秦萧的唇角悄然的勾起,眉目间也多了几分笑意,刚想开口说些什么,瞳孔却是倏地一缩,神色微变。
“怎么了······”
姜千娇的话尚未问完,却已被秦萧长袖一卷,生生的将她推出了五尺开外。
“藏好,别出来。”
还没等姜千娇扶着身后的大树站稳,电光火石间,几道穿着黑色劲装的身影已如疾风暴雨般从半空中转瞬而至,手中尖锐的长剑闪出一片冰冷冷的寒意。
秦萧反应奇快,手腕飞转,腰间宝剑已然“仓啷”出鞘,迎着那扑面而来的杀气,扬手便劈开几道血光。

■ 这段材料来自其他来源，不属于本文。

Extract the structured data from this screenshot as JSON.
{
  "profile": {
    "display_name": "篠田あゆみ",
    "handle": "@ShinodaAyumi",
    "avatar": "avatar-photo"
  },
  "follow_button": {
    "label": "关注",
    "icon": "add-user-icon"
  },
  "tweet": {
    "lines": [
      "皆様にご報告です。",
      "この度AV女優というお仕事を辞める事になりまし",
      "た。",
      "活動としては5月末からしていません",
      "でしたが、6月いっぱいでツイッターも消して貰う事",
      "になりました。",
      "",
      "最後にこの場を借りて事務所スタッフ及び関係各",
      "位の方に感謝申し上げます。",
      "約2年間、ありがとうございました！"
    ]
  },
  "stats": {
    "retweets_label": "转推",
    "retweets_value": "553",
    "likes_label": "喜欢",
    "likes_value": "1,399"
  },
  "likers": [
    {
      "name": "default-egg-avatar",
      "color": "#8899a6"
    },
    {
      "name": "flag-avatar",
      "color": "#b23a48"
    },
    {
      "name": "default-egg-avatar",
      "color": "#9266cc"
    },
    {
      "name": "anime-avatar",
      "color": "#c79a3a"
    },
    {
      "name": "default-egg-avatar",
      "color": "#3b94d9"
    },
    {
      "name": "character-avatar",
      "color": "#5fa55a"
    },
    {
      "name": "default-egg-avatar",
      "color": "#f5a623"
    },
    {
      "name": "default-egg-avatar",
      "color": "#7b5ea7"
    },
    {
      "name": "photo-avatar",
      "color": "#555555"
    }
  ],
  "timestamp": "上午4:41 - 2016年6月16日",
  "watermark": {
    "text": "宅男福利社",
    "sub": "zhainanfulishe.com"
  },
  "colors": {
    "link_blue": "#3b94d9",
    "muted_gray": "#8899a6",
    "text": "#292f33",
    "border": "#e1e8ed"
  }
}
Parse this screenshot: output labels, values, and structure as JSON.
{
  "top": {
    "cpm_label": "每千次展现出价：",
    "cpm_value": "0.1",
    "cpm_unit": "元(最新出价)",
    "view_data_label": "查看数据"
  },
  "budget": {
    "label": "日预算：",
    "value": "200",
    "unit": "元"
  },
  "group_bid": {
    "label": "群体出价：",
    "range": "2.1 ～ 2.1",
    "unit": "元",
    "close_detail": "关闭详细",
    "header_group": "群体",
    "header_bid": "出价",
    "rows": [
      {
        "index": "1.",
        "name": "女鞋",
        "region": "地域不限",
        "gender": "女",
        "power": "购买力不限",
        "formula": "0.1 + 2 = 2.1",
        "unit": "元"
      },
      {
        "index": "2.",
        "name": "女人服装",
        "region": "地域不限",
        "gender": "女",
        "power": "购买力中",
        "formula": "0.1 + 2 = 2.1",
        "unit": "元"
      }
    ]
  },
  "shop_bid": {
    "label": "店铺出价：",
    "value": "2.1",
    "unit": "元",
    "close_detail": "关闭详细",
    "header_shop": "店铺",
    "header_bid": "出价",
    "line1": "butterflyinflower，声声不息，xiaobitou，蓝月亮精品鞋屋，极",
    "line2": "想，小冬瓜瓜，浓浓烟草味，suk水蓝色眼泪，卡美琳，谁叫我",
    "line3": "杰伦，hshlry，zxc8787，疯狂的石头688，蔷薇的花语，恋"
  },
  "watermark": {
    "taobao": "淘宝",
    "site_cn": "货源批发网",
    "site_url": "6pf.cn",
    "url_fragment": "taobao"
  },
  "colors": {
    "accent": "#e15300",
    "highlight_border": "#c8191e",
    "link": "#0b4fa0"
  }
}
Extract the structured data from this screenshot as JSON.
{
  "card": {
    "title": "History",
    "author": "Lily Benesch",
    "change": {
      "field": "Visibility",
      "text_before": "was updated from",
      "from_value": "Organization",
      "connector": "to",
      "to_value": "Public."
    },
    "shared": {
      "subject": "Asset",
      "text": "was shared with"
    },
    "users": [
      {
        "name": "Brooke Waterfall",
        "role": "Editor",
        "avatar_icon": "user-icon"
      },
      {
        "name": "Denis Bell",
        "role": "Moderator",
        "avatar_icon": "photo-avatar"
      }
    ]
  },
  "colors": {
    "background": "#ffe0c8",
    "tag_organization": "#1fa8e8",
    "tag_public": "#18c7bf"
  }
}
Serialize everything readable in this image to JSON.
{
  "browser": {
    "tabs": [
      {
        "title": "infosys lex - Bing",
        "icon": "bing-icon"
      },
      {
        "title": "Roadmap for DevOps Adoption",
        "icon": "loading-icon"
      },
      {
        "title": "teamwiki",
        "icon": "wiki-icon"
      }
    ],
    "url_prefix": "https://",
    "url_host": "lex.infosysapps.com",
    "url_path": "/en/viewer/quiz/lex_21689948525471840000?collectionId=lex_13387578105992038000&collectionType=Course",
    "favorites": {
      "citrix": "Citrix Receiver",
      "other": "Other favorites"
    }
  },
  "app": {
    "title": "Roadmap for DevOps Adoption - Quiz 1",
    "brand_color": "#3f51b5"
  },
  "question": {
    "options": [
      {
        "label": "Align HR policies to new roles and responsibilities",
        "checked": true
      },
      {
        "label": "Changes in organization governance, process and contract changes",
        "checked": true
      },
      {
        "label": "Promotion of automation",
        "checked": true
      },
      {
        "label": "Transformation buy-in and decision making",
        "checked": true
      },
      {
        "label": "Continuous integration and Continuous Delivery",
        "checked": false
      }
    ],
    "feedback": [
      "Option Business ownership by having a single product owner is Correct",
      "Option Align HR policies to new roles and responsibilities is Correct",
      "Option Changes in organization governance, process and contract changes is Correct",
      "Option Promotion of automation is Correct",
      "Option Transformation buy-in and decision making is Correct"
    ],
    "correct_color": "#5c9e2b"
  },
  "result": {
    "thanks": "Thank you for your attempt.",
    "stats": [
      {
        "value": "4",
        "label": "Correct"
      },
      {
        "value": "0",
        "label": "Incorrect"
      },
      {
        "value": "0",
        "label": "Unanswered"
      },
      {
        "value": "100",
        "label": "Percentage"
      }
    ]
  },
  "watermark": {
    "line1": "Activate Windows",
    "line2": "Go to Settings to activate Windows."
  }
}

刀刃相接的脆响在姜千娇的耳边“叮当”不绝,听的她心惊肉跳。
这几个黑衣人身法诡异,出手凌厉,几乎是招招致命,纵使是秦萧武艺高强,到底敌众我寡,一时之间竟也占不了上风。
在外人看来,秦萧高官厚禄,风光得意,一切都顺遂的不得了,可姜千娇明白,这京城上下,想要看秦萧不得好死,甚至想要生啖其肉的大有人在,他一直都身处在尔虞我诈的是非漩涡里,每走一步都是凶险万分。
姜千娇虽明白这凶险,却还是头一次直面这种刺客以命相博的惊险场景,一颗心几乎是提到了嗓子眼,连大气都喘不出来。
纪冬从春杏手中接过还带着鱼鳞的佩刀,跃身加入战局,牵制住了外围的几人,里头围攻秦萧的几人又渐渐不敌秦萧锋芒的剑势,隐有败像。
其中一人见势不妙,眼角余光又看到了不远处立在树旁的姜千娇,顿时福至心灵一般,转身持剑如鬼魅般的向着她疾刺而去。
春杏吓的大叫。
“小姐快跑!”
秦萧目光一冷,手背上青筋暴突,反手提剑就朝那人后背横扫而去,一击侧砍直中那人脖颈。
只听的一声惨叫,那人轰然就倒在了姜千娇的面前,大片大片的鲜血从伤口处涌出来,在翠绿的嫩草地上形成了一滩暗红的痕迹。